Many of my children have been quite easy to potty train. For example, when I potty trained Alexander through the night, this is how it went:

"Buddy, we're going to put you to bed in your underwear today. No more diapers, okay?"

"Okay."

And...uhhhh...that was...that. Super easy. 

The kid never wet the bed.

Some of my kids have been a bit more of a challenge. For example, Benjamin. We eventually bought a "chummie," taking the advice of my good friend Bridget. Unfortunately for Benjamin it took ages to train him through the night (and the day), even with the chummie and every other trick in the book.

The chummie has sat in a box, waiting to see if it might be useful again, for several years now.

Because the good news is that most kids reach most milestones...eventually. And even though potty training Benjamin was a monumental task...it happened.

So, yes. Rachel and Miriam were easy. Benjamin was a challenge. ZoĆ« and Alexander were easy. And Phoebe...has been a challenge. 

She took to daytime potty training so nicely that I thought for sure she'd be a breeze overnight. 

I was wrong. We have been working on overnight training for nearly two years. Casually—I mean, we wanted to let her be "ready" for it, but most of my kids (see list above) were potty trained over night before, by or around age 2. 
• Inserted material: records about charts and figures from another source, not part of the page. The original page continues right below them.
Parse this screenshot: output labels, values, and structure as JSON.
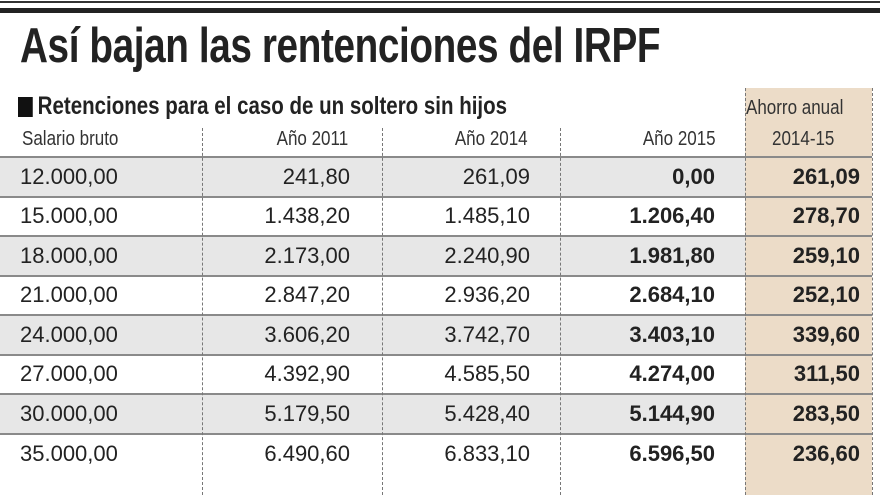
{
  "title": "Así bajan las rentenciones del IRPF",
  "subtitle": "Retenciones para el caso de un soltero sin hijos",
  "columns": {
    "salary": "Salario bruto",
    "y2011": "Año 2011",
    "y2014": "Año 2014",
    "y2015": "Año 2015",
    "savings_line1": "Ahorro anual",
    "savings_line2": "2014-15"
  },
  "rows": [
    {
      "salary": "12.000,00",
      "y2011": "241,80",
      "y2014": "261,09",
      "y2015": "0,00",
      "savings": "261,09"
    },
    {
      "salary": "15.000,00",
      "y2011": "1.438,20",
      "y2014": "1.485,10",
      "y2015": "1.206,40",
      "savings": "278,70"
    },
    {
      "salary": "18.000,00",
      "y2011": "2.173,00",
      "y2014": "2.240,90",
      "y2015": "1.981,80",
      "savings": "259,10"
    },
    {
      "salary": "21.000,00",
      "y2011": "2.847,20",
      "y2014": "2.936,20",
      "y2015": "2.684,10",
      "savings": "252,10"
    },
    {
      "salary": "24.000,00",
      "y2011": "3.606,20",
      "y2014": "3.742,70",
      "y2015": "3.403,10",
      "savings": "339,60"
    },
    {
      "salary": "27.000,00",
      "y2011": "4.392,90",
      "y2014": "4.585,50",
      "y2015": "4.274,00",
      "savings": "311,50"
    },
    {
      "salary": "30.000,00",
      "y2011": "5.179,50",
      "y2014": "5.428,40",
      "y2015": "5.144,90",
      "savings": "283,50"
    },
    {
      "salary": "35.000,00",
      "y2011": "6.490,60",
      "y2014": "6.833,10",
      "y2015": "6.596,50",
      "savings": "236,60"
    }
  ],
  "colors": {
    "savings_bg": "#ecdcc8",
    "alt_row_bg": "#e7e7e7"
  }
}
Phoebe is rapidly approaching 4. 

And I've been changing diapers for 18 years...I'm over it. So ready or not...it needs to happen at this point.
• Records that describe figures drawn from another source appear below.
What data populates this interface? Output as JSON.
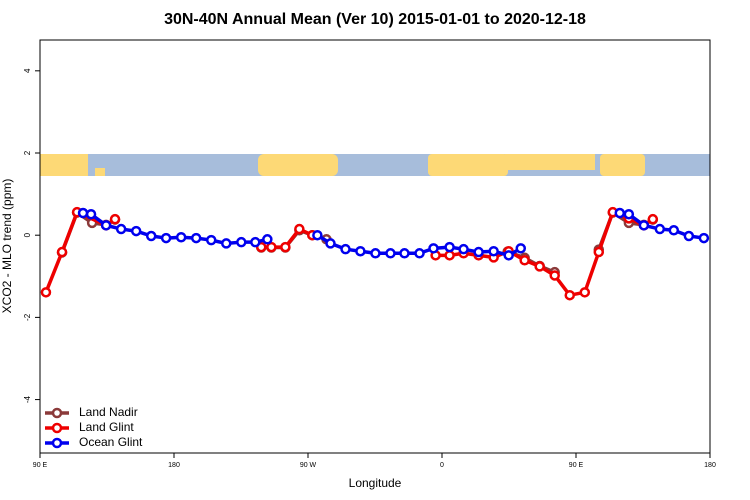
{
  "chart_data": {
    "type": "line",
    "title": "30N-40N Annual Mean (Ver 10)   2015-01-01 to 2020-12-18",
    "x_label": "Longitude",
    "y_label": "XCO2 - MLO trend (ppm)",
    "xlim": [
      90,
      540
    ],
    "ylim": [
      -5.3,
      4.75
    ],
    "xticks": [
      {
        "value": 90,
        "label": "90 E"
      },
      {
        "value": 180,
        "label": "180"
      },
      {
        "value": 270,
        "label": "90 W"
      },
      {
        "value": 360,
        "label": "0"
      },
      {
        "value": 450,
        "label": "90 E"
      },
      {
        "value": 540,
        "label": "180"
      }
    ],
    "yticks": [
      -4,
      -2,
      0,
      2,
      4
    ],
    "legend": "bottomleft",
    "series": [
      {
        "name": "Land Nadir",
        "color": "#8b3a3a",
        "x": [
          104.8,
          114.9,
          125,
          134.4,
          140.4,
          null,
          238.6,
          245.4,
          254.8,
          264.2,
          272.9,
          282.4,
          null,
          404.1,
          415.5,
          425.6,
          435.7,
          null,
          465.3,
          474.7,
          485.5,
          495.6,
          501.6
        ],
        "values": [
          -0.42,
          0.55,
          0.3,
          0.25,
          0.38,
          null,
          -0.3,
          -0.3,
          -0.3,
          0.12,
          0,
          -0.1,
          null,
          -0.4,
          -0.55,
          -0.75,
          -0.9,
          null,
          -0.35,
          0.55,
          0.3,
          0.25,
          0.38
        ]
      },
      {
        "name": "Land Glint",
        "color": "#ee0000",
        "x": [
          94,
          104.8,
          114.9,
          134.4,
          140.4,
          null,
          238.6,
          245.4,
          254.8,
          264.2,
          272.9,
          null,
          355.7,
          365.1,
          374.5,
          384.6,
          394.7,
          404.8,
          415.5,
          425.6,
          435.7,
          445.8,
          455.9,
          465.3,
          474.7,
          485.5,
          495.6,
          501.6
        ],
        "values": [
          -1.39,
          -0.41,
          0.56,
          0.24,
          0.39,
          null,
          -0.29,
          -0.29,
          -0.29,
          0.15,
          0,
          null,
          -0.49,
          -0.49,
          -0.44,
          -0.49,
          -0.54,
          -0.39,
          -0.61,
          -0.76,
          -0.98,
          -1.46,
          -1.39,
          -0.41,
          0.56,
          0.41,
          0.24,
          0.39
        ]
      },
      {
        "name": "Ocean Glint",
        "color": "#0000ee",
        "x": [
          118.9,
          124.3,
          134.4,
          144.5,
          154.6,
          164.7,
          174.7,
          184.8,
          194.9,
          205,
          215.1,
          225.2,
          234.6,
          242.7,
          null,
          276.3,
          285.1,
          295.2,
          305.2,
          315.3,
          325.4,
          334.8,
          344.9,
          354.3,
          365.1,
          374.5,
          384.6,
          394.7,
          404.8,
          412.9,
          null,
          479.4,
          485.5,
          495.6,
          506.3,
          515.7,
          525.8,
          535.9
        ],
        "values": [
          0.54,
          0.51,
          0.24,
          0.15,
          0.1,
          -0.02,
          -0.07,
          -0.05,
          -0.07,
          -0.12,
          -0.2,
          -0.17,
          -0.17,
          -0.1,
          null,
          0,
          -0.2,
          -0.34,
          -0.39,
          -0.44,
          -0.44,
          -0.44,
          -0.44,
          -0.32,
          -0.29,
          -0.34,
          -0.41,
          -0.39,
          -0.49,
          -0.32,
          null,
          0.54,
          0.51,
          0.24,
          0.15,
          0.12,
          -0.02,
          -0.07
        ]
      }
    ]
  }
}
The thing about Phoebe is that she is much more timid than Benjamin ever has been. The vacuum still scares her. She can't stand the thought of gross things (she almost threw up when Andrew showed her a squished bug the other day and after she poops she flushes the toilet while she's sitting on it...before calling out to anyone to help her wipe...so she doesn't have to sit there thinking about what's underneath her). And she hates alarms—fire alarms, sirens, timers. 
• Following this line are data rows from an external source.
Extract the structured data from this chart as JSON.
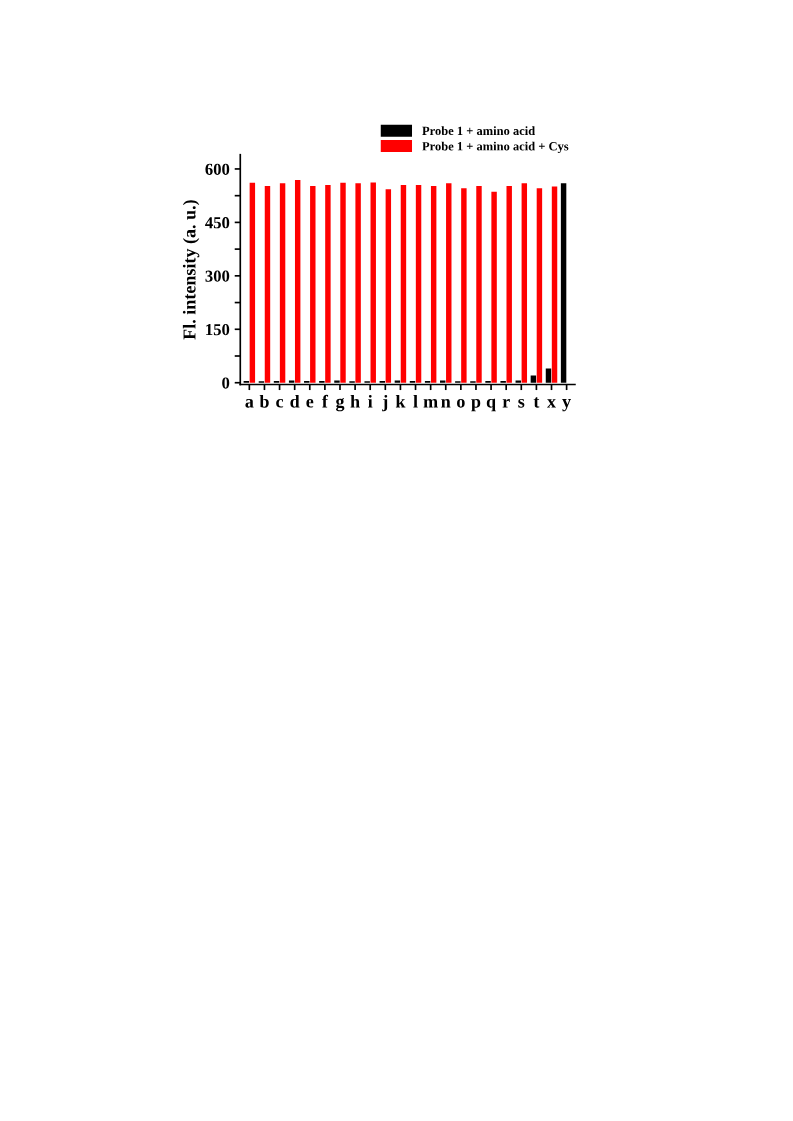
{
  "chart_data": {
    "type": "bar",
    "ylabel": "Fl. intensity (a. u.)",
    "categories": [
      "a",
      "b",
      "c",
      "d",
      "e",
      "f",
      "g",
      "h",
      "i",
      "j",
      "k",
      "l",
      "m",
      "n",
      "o",
      "p",
      "q",
      "r",
      "s",
      "t",
      "x",
      "y"
    ],
    "series": [
      {
        "name": "Probe 1 + amino acid",
        "color": "#000000",
        "values": [
          5,
          4,
          5,
          6,
          5,
          5,
          6,
          4,
          4,
          5,
          6,
          5,
          5,
          6,
          4,
          4,
          5,
          5,
          6,
          20,
          40,
          560
        ]
      },
      {
        "name": "Probe 1 + amino acid + Cys",
        "color": "#ff0000",
        "values": [
          561,
          552,
          560,
          569,
          552,
          555,
          561,
          560,
          562,
          543,
          555,
          555,
          552,
          560,
          546,
          552,
          536,
          552,
          560,
          546,
          551,
          null
        ]
      }
    ],
    "ylim": [
      -5,
      640
    ],
    "yticks": [
      0,
      {
        "value": 75,
        "label": null
      },
      150,
      {
        "value": 225,
        "label": null
      },
      300,
      {
        "value": 375,
        "label": null
      },
      450,
      {
        "value": 525,
        "label": null
      },
      600
    ],
    "legend": "top right",
    "grid": false
  }
}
The chummie is a bed-wetting alarm. 

I brought it out and showed her how it works (if it gets wet...the alarm sounds) and she started crying, "I don't want to wear that!" 

So the first night we just set it out by her bed, with the threat of having to wear it. For a minute I thought the threat of having to wear it would be enough to potty train her because she didn't wet the bed that first night (though I did wake her up in the middle of the night to go potty...in sympathy (wait—no, it was because Andrew put it on wrong (on her bare skin) and it was detecting her sweat and went off...that's what happened...so I took her potty anyway). The next night...she did. So the third night she had to wear the chummie. 

It is very effective at waking her up. 

The first time it went off she ran out of her room in a panic. I helped her turn off the alarm and sat her on the potty (she had the tiniest little bit of pee in her underwear, which the chummie detected). And her level of panic at the alarm has remained high. 

We've talked about how it's helping her train her brain to respond to her bladder. When the alarm goes off her brain gets the message to STOP and make a choice: get up to go potty or hold it until the morning. 

The other night she didn't come running out of her bedroom at the sound of the alarm. I went to find her and she was rocking in her bed with her hands clamped over her head, chanting, "No! No! No! No! No!"

"Come on, Phoebe," I said. "The alarm is going off. That means you need to get up to go potty."

"No!" she said. "I choose hold it until morning!"

"Alas," I said. "You still have to get up so we can change your underwear and reset the chummie, so you may as well go potty. If you want to choose to hold it until the morning you can't let any pee slip out."

So, that's what we did. 

But last night—the alarm didn't go off a single time! 

Phoebe woke me up at 6:30 am to ask if I could help her go potty—she'd held it until the morning!

"Barely," I thought (a little sad about being robbed from my last little while of sleep before my own alarm clock went off, especially after sleeping with one ear open, listening for her chummie through the night).

I'm really hopeful that we're almost to the end. She's been wearing the chummie and underwear to bed for about a week and has made many improvements.

Benjamin might just keep his title of Most Difficult to Potty Train (because he'd just sleep through the chummie and would wet the bed entirely in spite of the alarm, which Phoebe so far hasn't done).